Um relatório sobre o mercado de livros feito pela GfK para a
Associação Nacional de Livrarias aponta que a venda de livros aumentou em cerca
de 4% de 2019 para 2020, mas
isso não chega a fazer diferença na renda dos autores. E o acréscimo não se refletiu na literatura
infantojuvenil, um campo onde autores conseguiam formar sua renda
principalmente por direitos autorais – não só por adoções e compras
governamentais, mas porque conseguiam publicar num ritmo muito maior do que a
ficção adulta, até pelo volume menor de texto de cada obra.
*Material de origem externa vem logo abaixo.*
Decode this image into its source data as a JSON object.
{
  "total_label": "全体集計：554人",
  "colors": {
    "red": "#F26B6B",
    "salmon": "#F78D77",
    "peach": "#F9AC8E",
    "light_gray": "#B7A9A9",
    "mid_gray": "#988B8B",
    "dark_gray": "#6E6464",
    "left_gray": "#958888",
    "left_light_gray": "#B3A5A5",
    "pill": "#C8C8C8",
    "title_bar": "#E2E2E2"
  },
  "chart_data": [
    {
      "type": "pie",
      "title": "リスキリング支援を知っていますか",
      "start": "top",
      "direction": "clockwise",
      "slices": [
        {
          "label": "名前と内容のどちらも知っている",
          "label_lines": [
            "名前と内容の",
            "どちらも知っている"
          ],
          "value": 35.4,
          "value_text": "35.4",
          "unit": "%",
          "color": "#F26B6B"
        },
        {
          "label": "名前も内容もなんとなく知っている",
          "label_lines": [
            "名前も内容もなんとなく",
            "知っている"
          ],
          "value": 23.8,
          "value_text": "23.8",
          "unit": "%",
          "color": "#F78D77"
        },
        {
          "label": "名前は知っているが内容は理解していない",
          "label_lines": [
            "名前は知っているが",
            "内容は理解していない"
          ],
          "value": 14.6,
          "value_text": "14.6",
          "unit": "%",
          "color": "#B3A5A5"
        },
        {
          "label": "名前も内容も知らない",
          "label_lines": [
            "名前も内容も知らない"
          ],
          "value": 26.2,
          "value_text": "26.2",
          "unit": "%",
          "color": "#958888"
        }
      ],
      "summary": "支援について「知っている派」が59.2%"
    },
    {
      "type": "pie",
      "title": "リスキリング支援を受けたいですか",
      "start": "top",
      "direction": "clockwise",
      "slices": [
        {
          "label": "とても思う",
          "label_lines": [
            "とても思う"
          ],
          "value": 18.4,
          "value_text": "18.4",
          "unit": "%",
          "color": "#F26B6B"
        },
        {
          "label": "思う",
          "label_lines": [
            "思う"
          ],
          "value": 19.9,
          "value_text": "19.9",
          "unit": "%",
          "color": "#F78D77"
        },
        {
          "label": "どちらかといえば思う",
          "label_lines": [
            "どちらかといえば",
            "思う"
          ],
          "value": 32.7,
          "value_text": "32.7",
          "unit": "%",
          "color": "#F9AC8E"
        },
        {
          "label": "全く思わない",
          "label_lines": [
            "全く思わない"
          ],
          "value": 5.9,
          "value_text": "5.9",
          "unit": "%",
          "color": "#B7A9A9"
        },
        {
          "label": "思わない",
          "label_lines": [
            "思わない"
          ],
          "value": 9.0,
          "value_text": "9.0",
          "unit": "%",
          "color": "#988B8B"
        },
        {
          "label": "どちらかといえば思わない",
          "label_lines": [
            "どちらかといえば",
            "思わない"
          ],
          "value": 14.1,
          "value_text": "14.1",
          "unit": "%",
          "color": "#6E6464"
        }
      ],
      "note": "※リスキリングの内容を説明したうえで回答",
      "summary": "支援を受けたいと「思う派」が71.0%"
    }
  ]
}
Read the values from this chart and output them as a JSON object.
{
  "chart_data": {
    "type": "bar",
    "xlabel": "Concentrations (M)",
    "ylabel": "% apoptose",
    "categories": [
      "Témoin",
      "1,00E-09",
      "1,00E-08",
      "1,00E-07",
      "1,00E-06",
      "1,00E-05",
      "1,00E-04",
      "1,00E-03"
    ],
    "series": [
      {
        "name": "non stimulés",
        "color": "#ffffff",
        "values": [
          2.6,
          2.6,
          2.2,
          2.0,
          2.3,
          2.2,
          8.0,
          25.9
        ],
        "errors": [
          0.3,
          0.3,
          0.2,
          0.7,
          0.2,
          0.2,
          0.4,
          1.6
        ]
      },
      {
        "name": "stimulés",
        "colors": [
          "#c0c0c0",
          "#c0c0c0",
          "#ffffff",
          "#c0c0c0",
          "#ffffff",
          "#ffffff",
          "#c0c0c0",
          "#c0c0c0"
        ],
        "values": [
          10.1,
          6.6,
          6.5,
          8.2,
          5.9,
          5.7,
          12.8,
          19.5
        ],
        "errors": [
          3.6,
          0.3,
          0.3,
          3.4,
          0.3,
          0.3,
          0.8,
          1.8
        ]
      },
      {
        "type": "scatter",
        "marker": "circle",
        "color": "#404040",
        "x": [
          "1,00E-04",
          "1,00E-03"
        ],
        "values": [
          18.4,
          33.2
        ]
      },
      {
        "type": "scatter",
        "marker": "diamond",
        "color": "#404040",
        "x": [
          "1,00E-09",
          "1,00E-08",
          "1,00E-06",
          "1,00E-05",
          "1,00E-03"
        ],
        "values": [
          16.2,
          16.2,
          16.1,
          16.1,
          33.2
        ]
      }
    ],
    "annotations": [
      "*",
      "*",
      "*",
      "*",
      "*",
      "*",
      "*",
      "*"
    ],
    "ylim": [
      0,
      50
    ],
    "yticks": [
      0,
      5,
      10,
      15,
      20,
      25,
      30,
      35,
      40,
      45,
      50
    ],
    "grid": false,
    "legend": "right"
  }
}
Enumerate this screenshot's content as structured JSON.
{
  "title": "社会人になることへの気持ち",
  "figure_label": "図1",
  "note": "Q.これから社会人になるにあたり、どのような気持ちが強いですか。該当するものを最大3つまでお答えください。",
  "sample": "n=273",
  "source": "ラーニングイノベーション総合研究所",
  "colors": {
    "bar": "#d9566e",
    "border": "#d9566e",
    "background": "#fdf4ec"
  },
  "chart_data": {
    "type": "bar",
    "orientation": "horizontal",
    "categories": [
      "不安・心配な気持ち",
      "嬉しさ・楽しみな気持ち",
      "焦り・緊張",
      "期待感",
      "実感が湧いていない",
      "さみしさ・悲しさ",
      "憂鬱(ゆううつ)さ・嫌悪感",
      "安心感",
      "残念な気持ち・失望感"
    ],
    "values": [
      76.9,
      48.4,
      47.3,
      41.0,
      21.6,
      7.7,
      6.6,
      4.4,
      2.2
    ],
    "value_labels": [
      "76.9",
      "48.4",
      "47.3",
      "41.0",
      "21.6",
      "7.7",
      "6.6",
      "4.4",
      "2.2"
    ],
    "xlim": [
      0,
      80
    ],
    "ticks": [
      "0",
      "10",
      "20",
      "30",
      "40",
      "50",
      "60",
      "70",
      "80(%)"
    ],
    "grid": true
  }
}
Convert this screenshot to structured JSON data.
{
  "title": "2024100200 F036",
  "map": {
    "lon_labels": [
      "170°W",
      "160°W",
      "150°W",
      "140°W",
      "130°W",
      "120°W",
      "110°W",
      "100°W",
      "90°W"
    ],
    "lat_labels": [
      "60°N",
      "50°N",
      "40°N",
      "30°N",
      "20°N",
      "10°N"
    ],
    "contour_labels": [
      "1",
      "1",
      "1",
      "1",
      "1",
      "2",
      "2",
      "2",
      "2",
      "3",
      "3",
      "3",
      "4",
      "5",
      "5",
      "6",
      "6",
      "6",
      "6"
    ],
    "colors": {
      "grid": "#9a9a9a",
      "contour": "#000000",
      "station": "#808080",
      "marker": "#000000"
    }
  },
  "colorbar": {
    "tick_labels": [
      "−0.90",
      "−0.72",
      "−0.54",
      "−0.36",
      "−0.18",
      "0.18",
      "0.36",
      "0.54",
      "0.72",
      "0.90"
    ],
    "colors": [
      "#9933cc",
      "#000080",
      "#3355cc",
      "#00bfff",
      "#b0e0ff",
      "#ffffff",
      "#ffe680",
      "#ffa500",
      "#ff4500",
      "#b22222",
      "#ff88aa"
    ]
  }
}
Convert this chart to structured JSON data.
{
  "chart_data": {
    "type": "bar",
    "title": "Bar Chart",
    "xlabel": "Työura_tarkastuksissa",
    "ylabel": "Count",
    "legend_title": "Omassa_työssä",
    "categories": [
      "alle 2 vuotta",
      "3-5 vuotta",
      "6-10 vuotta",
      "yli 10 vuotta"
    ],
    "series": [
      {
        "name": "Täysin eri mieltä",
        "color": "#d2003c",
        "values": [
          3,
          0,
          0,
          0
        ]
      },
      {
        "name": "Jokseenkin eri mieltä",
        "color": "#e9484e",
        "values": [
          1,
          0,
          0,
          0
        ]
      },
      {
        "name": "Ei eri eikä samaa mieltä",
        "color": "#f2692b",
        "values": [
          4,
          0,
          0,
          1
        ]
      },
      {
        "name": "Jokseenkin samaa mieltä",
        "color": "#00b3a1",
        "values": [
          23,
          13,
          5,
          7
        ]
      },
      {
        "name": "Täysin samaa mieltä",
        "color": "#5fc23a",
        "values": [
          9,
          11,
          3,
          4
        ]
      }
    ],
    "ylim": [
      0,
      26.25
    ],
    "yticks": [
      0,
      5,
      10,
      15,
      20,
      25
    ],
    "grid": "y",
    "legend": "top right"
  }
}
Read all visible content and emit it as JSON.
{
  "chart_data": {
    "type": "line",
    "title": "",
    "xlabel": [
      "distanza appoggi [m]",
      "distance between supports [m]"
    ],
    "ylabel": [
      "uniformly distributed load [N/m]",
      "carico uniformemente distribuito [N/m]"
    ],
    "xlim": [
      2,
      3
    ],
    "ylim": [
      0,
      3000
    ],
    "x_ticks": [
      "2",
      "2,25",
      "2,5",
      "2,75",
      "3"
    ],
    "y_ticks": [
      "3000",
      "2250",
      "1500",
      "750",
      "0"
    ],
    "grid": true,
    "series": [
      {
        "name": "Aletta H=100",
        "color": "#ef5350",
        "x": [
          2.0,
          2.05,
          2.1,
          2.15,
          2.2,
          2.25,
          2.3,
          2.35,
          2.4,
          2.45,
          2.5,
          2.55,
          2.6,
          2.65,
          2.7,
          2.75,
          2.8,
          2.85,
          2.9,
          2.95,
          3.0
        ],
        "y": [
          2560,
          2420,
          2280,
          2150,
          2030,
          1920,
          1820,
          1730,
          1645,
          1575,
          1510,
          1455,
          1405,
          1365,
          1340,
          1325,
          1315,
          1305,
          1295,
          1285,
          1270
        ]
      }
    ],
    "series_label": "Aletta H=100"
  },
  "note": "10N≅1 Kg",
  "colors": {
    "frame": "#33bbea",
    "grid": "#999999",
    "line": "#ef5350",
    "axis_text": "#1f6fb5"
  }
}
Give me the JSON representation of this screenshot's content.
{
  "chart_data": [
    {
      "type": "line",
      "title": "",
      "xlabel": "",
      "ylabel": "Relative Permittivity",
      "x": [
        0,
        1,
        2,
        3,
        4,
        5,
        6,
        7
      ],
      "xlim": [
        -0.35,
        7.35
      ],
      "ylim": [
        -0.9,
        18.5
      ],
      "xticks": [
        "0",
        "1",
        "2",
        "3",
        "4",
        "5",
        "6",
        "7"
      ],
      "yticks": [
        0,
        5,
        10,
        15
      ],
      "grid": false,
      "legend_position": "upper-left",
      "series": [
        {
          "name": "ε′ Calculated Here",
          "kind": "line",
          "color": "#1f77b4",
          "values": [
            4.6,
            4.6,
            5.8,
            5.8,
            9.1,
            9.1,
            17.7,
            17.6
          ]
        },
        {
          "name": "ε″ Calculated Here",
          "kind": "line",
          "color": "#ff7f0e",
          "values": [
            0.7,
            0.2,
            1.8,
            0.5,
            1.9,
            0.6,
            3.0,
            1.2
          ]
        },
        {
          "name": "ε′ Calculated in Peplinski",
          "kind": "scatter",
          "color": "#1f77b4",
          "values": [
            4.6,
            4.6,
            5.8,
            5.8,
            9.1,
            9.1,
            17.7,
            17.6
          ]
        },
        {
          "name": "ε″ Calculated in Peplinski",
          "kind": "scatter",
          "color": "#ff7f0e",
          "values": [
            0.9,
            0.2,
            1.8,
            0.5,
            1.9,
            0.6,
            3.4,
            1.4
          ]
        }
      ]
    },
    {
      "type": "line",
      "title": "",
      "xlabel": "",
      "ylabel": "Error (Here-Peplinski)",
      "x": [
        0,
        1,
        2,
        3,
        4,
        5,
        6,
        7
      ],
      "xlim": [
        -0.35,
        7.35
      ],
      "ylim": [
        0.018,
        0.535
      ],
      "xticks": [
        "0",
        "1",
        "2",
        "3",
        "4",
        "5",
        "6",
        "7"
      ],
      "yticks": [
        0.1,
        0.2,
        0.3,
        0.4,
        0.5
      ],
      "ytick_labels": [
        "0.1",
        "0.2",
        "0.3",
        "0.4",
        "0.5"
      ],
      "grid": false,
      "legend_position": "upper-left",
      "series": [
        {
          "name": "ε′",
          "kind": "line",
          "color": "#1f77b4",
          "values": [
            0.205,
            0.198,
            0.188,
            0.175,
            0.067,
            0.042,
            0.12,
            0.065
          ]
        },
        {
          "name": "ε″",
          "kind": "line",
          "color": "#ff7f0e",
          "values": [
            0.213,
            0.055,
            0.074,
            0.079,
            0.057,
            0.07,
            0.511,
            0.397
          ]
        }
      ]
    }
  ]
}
Entretanto, com as
escolas fechadas, a divulgação e a adoção dos livros para jovens e crianças foi
prejudicada. “Com as famílias em
crise financeira, pedir livros de literatura, ou investimento em cultura de
forma ampla, não está contemplado no contexto emergencial da escola on-line”,
aponta Tiago de Melo Andrade, premiado autor mineiro do segmento, que costumava
viajar o ano todo divulgando seus livros com as crianças. “Nunca passei tanto
tempo sem contato com o ambiente escolar. Claro há uma ou outra mesa remota, mas
nada que se compare e o resultado não é o mesmo.”
O ofício da tradução, fonte de renda para muitos autores
(como eu), não foi especialmente impactado na pandemia. Amanda Orlando, editora
da Globo Livros, aponta que num primeiro momento as editoras congelaram, mas
com a percepção do aumento de vendas, as traduções voltaram a ser requisitadas:
“em um fluxo ainda maior do que em anos como
2019 e 2018”, aponta ela. “Sem dúvida, as pessoas aproveitaram o lockdown e o
maior tempo disponível em casa para ler. Essa boa notícia deu um novo gás ao
negócio do livro e hoje vemos um aumento nas aquisições, embora a alta do dólar
ainda seja um entrave considerável.” Porém Antônio Xerxenesky, autor gaúcho
que também atua na tradução, faz uma ressalva importante: "A inflação brasileira não se
refletiu em um aumento do valor da lauda de tradução", que permanece a
mesma há meia dúzia de anos.
A impressão que fica é que os autores, como todos os brasileiros,
estão se virando e se reinventando. Mas quem sempre perde é a literatura em si
que, mesmo quando ganha em vendas, perde em relevância e incentivo para se
fortalecer e refletir nossos tempos. Deve fazer parte do plano desse governo. Se
é que há algum plano.
Santiago Nazarian é escritor e tradutor, autor de Fé
no Inferno (Companhia das Letras, 2020), entre outros.